Afterward, I tore my medicine cabinet apart, searching for something, anything that would allow me to hang with the big girls. During my next shopping excursion with a group of women I like to call the Perco Set, I scoffed when the manager of one upscale boutique refused to mark down a top that had a make-up stain on the collar.

“God,” I moaned. “This calls for a Singulair.” I patted my purse, smiling in anticipatory delight as I heard the comforting rattle of the pill bottle inside. In response, the moms giggled. “Oh Lindsay,” one of them said, shaking her head. “You’re such a kidder.”

Darkly, I realized I was going to have to convince an actual MD that my jangled nerves needed some synthetic soothing. I was nervous about the prospect, imagining myself watching Girl, Interrupted over and over again until I felt sufficiently ready to reenact in our family doctor’s office what I’d learned from the DVD.

My mom friends assured me, though, that I totally qualified for meds without doing anything extra.

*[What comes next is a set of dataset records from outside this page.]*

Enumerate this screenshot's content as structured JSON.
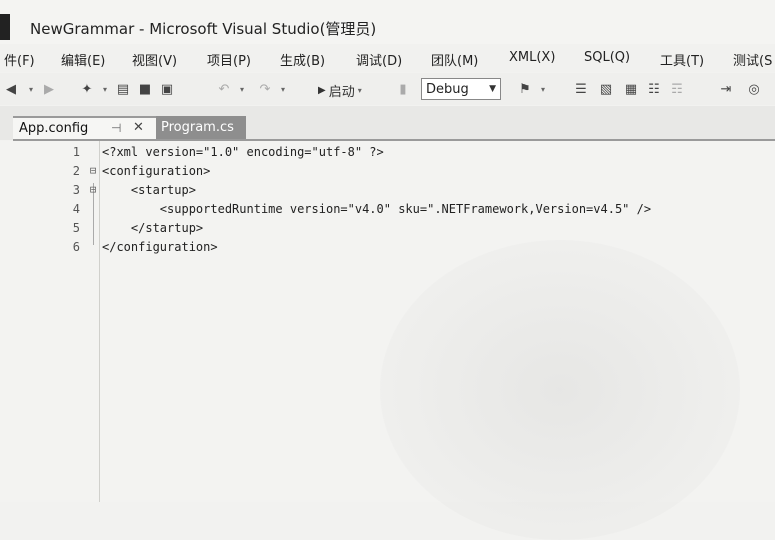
{
  "window": {
    "title": "NewGrammar - Microsoft Visual Studio(管理员)"
  },
  "menu": {
    "items": [
      {
        "label": "件(F)"
      },
      {
        "label": "编辑(E)"
      },
      {
        "label": "视图(V)"
      },
      {
        "label": "项目(P)"
      },
      {
        "label": "生成(B)"
      },
      {
        "label": "调试(D)"
      },
      {
        "label": "团队(M)"
      },
      {
        "label": "XML(X)"
      },
      {
        "label": "SQL(Q)"
      },
      {
        "label": "工具(T)"
      },
      {
        "label": "测试(S"
      }
    ]
  },
  "toolbar": {
    "start_label": "启动",
    "configuration": "Debug"
  },
  "tabs": {
    "active": {
      "label": "App.config"
    },
    "inactive": {
      "label": "Program.cs"
    }
  },
  "editor": {
    "lines": [
      {
        "num": "1",
        "text": "<?xml version=\"1.0\" encoding=\"utf-8\" ?>"
      },
      {
        "num": "2",
        "text": "<configuration>"
      },
      {
        "num": "3",
        "text": "    <startup>"
      },
      {
        "num": "4",
        "text": "        <supportedRuntime version=\"v4.0\" sku=\".NETFramework,Version=v4.5\" />"
      },
      {
        "num": "5",
        "text": "    </startup>"
      },
      {
        "num": "6",
        "text": "</configuration>"
      }
    ]
  },
  "icons": {
    "back": "back-icon",
    "forward": "forward-icon",
    "new_project": "new-project-icon",
    "open": "open-icon",
    "save": "save-icon",
    "save_all": "save-all-icon",
    "undo": "undo-icon",
    "redo": "redo-icon",
    "play": "play-icon"
  }
}
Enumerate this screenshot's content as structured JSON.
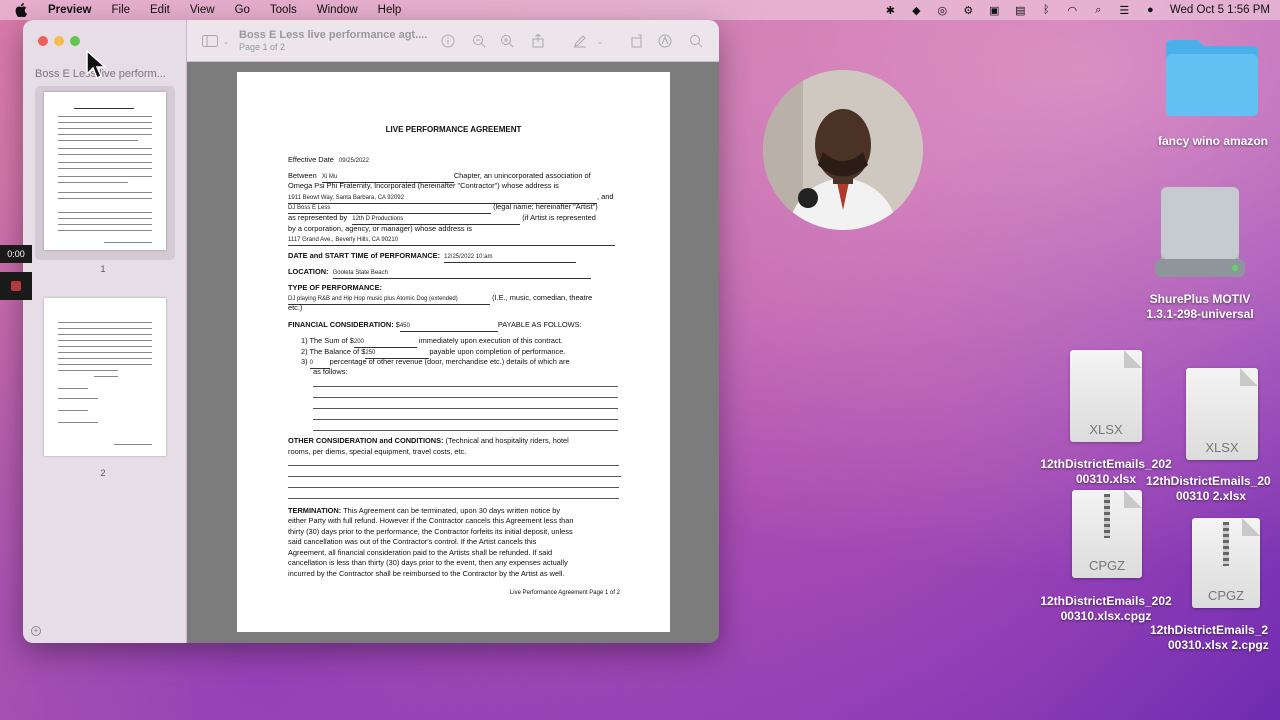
{
  "menubar": {
    "app": "Preview",
    "items": [
      "File",
      "Edit",
      "View",
      "Go",
      "Tools",
      "Window",
      "Help"
    ],
    "clock": "Wed Oct 5  1:56 PM"
  },
  "window": {
    "sidebar_title": "Boss E Less live perform...",
    "doc_title": "Boss E Less live performance agt....",
    "doc_subtitle": "Page 1 of 2",
    "pages": [
      "1",
      "2"
    ]
  },
  "recording": {
    "timer": "0:00"
  },
  "document": {
    "heading": "LIVE PERFORMANCE AGREEMENT",
    "effective_label": "Effective Date",
    "effective_value": "09/25/2022",
    "between_label": "Between",
    "between_value": "Xi Mu",
    "chapter_text": "Chapter, an unincorporated association of",
    "line_omega": "Omega Psi Phi Fraternity, Incorporated (hereinafter \"Contractor\") whose address is",
    "address1": "1911 Beowt Way, Santa Barbara, CA 92092",
    "and_text": ", and",
    "artist_value": "DJ Boss E Less",
    "artist_text": "(legal name; hereinafter \"Artist\")",
    "represented_label": "as represented by",
    "represented_value": "12th D Productions",
    "represented_text": "(if Artist is represented",
    "line_corp": "by a corporation, agency, or manager) whose address is",
    "address2": "1117 Grand Ave., Beverly Hills, CA  90210",
    "date_label": "DATE and START TIME of PERFORMANCE:",
    "date_value": "12/25/2022 10:am",
    "location_label": "LOCATION:",
    "location_value": "Gooleta State Beach",
    "type_label": "TYPE OF PERFORMANCE:",
    "type_value": "DJ playing R&B and Hip Hop music plus Atomic Dog (extended)",
    "type_text": "(I.E., music, comedian, theatre",
    "type_etc": "etc.)",
    "fin_label": "FINANCIAL CONSIDERATION:",
    "fin_dollar": "$",
    "fin_value": "450",
    "fin_text": "PAYABLE AS FOLLOWS:",
    "item1_a": "1)  The Sum of $",
    "item1_v": "200",
    "item1_b": "immediately upon execution of this contract.",
    "item2_a": "2)  The Balance of $",
    "item2_v": "250",
    "item2_b": "payable upon completion of performance.",
    "item3_a": "3)",
    "item3_v": "0",
    "item3_b": "percentage of other revenue (door, merchandise etc.) details of which are",
    "item3_c": "as follows:",
    "other_label": "OTHER CONSIDERATION and CONDITIONS:",
    "other_text": "(Technical and hospitality riders, hotel",
    "other_text2": "rooms, per diems, special equipment, travel costs, etc.",
    "term_label": "TERMINATION:",
    "term_lines": [
      "This Agreement can be terminated, upon 30 days written notice by",
      "either Party with full refund. However if the Contractor cancels this Agreement less than",
      "thirty (30) days prior to the performance, the Contractor forfeits its initial deposit, unless",
      "said cancellation was out of the Contractor's control.  If the Artist cancels this",
      "Agreement, all financial consideration paid to the Artists shall be refunded.  If said",
      "cancellation is less than thirty (30) days prior to the event, then any expenses actually",
      "incurred by the Contractor shall be reimbursed to the Contractor by the Artist as well."
    ],
    "footer": "Live Performance Agreement Page 1 of 2"
  },
  "desktop": {
    "folder_label": "fancy wino  amazon",
    "drive_label_1": "ShurePlus MOTIV",
    "drive_label_2": "1.3.1-298-universal",
    "xlsx_ext": "XLSX",
    "cpgz_ext": "CPGZ",
    "file1_l1": "12thDistrictEmails_202",
    "file1_l2": "00310.xlsx",
    "file2_l1": "12thDistrictEmails_20",
    "file2_l2": "00310 2.xlsx",
    "file3_l1": "12thDistrictEmails_202",
    "file3_l2": "00310.xlsx.cpgz",
    "file4_l1": "12thDistrictEmails_2",
    "file4_l2": "00310.xlsx 2.cpgz"
  }
}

For one thing, they pointed out, I sometimes feel stressed in social situations. My heart often races when I have to speak in front of people. A little bit of Ativan would go a long way there. Also? When I sit for too long on the sofa watching my soaps, I get the most ridiculous back pains. Hello, Vicodin! Where are you when I need you? Then there’s the way I wake up in the middle of the night and can’t go back to sleep for, like, 15 minutes! Do you know how irritating that is? No? Well, that’s probably because you have Ambien!

If I ever do get my hands on an A-grade scrip, you can rest assured I won’t go all Brooke Shields on you. Moms like her really spoil the fun for the rest of us, claiming with solemn faces on Oprah’s white sofa that anti-depressants helped stop their uncontrollable crying, or allowed them to leave their house for the first time in six months. Come on, ladies, don’t you know that if you play up that kind of thing, you’re just going to make it harder for the rest of us to get our hands on the good stuff? For God’s sake, just because I don’t hear voices in my head doesn’t mean I shouldn’t have a shot at rocking the Wellbutrin buzz, too.

Thinking of Brooke Shields reminded me of a good friend I’ll call Sally, who eagerly downed the Zoloft her doctor prescribed back when post partum depression was kicking her ass. I called her up, expecting to hear a glowing recitation of the joys of an anti-depressant high. Strangely, though, the picture she painted was a dark one. While weaning off the drug, she said she started having panic attacks for the first time in her life.

“You feel like you’re dying,” she remembered. “Your chest hurts, you can’t breathe. It’s like a heart attack.” Cringing, I wondered aloud if she thought too many of our girlfriends are on meds ­ more than one in 10 women according to the latest US magazine survey, and I suspect the number is even higher in affluent suburban neighborhoods. “Some of us probably need to just get a grip and get out of the house,” she replied.

Unwilling to let Sally’s tale of woe put a damper on my plans, I found an Internet message board where people could write about their anti-depressant experiences. Tales of diarrhea, anxiety, and decreased sex drives abounded. Frankly even the positive comments scared me.

“I’m a 33-year-old stay-at-home housewifey,” one woman wrote. “I’ve been taking Zoloft for one week and one day. It is a miracle drug! I feel so relaxed and nothing in the world bothers me. I however did get a couple brain pains and couldn’t sleep for about 5 days.”

Some miracle drug. Brain pains? No sleep for five days?

Now I’m left wondering if I should put the crazy on hold and stock up instead on No-Doz.